We notices that something amazing was happening to many people during those days, and when we were summoned for tests by the research groups we realized that we were not the only ones who felt that way.

When the moment came to replace some of the parts around the center of the collision, we felt that we cannot dispose this material as waste. Instead, we started collecting the remaining bearings from the section which is under our responsibility. This material was exposed to the most powerful energy.

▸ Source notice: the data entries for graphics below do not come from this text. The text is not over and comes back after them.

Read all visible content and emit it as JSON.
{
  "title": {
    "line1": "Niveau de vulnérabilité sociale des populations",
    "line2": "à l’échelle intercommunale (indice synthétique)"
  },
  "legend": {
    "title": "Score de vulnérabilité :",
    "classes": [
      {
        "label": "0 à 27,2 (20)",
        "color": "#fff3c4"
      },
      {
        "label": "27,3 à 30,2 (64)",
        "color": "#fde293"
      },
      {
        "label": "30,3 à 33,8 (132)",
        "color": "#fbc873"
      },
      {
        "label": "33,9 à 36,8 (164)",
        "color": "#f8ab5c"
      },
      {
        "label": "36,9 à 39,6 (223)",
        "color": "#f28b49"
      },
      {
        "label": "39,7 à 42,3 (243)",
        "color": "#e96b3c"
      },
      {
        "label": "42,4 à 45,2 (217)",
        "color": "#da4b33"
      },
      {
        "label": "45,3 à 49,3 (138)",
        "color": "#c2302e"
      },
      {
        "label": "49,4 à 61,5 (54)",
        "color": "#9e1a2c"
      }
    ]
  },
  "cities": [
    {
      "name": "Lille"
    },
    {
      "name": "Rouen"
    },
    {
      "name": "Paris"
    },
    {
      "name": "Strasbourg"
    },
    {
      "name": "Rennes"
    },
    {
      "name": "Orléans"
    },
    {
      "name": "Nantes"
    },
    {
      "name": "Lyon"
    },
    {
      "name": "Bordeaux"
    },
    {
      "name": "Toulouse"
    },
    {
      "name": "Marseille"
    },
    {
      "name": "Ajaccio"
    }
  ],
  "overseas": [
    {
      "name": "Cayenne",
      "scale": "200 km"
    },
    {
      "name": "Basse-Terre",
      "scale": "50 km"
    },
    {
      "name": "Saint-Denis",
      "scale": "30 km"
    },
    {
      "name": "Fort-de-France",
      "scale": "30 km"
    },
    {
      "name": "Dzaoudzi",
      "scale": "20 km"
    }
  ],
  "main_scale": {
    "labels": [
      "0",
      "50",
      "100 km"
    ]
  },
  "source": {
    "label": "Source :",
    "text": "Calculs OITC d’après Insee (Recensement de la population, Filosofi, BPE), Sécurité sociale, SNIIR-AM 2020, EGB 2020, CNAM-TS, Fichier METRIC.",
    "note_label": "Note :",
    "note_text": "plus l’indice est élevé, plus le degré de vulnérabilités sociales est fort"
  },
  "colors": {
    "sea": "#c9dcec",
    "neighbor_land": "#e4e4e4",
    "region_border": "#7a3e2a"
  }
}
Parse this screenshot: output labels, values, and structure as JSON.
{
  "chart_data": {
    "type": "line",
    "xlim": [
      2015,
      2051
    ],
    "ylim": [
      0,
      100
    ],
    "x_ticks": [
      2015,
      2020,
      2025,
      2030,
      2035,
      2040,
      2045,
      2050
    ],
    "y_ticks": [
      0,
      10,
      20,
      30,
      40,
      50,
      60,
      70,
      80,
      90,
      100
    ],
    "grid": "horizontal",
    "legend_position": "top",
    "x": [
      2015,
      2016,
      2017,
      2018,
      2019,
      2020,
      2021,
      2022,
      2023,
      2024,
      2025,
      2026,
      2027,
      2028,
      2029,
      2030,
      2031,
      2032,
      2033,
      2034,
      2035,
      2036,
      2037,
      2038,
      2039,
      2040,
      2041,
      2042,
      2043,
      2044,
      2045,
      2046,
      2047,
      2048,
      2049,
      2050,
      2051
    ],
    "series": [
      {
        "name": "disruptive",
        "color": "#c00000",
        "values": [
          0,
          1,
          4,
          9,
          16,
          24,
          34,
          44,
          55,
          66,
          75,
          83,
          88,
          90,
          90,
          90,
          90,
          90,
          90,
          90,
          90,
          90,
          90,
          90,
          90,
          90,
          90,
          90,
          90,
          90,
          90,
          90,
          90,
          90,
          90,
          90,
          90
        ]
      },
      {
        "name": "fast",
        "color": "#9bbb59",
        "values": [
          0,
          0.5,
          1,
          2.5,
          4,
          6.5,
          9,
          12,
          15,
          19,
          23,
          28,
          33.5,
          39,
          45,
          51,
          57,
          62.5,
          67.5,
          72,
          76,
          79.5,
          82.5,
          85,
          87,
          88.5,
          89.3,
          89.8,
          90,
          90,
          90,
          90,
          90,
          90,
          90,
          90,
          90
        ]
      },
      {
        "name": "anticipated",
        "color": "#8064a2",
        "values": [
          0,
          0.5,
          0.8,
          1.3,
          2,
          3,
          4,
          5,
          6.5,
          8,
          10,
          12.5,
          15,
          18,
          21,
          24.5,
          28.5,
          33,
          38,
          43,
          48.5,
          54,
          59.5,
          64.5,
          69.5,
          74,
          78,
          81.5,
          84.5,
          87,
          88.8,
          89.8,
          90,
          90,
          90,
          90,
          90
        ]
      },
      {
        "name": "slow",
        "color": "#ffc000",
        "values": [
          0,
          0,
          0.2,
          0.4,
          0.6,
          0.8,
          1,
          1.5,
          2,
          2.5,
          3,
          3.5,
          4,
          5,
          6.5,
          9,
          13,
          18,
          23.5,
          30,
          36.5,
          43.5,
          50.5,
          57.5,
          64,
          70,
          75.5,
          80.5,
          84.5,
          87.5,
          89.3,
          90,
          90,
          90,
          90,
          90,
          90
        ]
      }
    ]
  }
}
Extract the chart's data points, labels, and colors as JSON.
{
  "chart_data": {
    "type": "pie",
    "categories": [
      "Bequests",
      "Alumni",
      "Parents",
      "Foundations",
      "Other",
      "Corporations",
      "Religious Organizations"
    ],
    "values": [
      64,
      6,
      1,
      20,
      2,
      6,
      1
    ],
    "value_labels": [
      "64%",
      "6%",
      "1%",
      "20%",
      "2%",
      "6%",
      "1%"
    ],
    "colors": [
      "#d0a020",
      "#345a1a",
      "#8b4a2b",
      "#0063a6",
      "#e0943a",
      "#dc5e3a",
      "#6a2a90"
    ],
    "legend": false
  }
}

After the remaining bearings are collected, we remove them from the compound and later from the country, back to our countries of origin. Initially we gave small spheres which came from the collected bearings to our relatives and friends. In a short period of time the spheres started to leave their mark, and along with great responses we were flooded with requests from other acquaintances who heard about the amazing experience.
Which is either an outright lie, or else illegal, since profiting off of materials taken secretly from a scientific research facility is usually considered theft.  Of course, given that they are also making fraudulent claims about what said ball bearings can do, there are so many ethical angles from which you could attack this website that I almost wouldn't know where to begin.

So I think, instead, that I'm just going to stop here and leave it up to your consideration.  For one thing, in doing the research for this post, I did such a colossal headdesk that I think I jarred a Higgs boson loose from my skull, and my etheric body needs some time to recover before I go to work.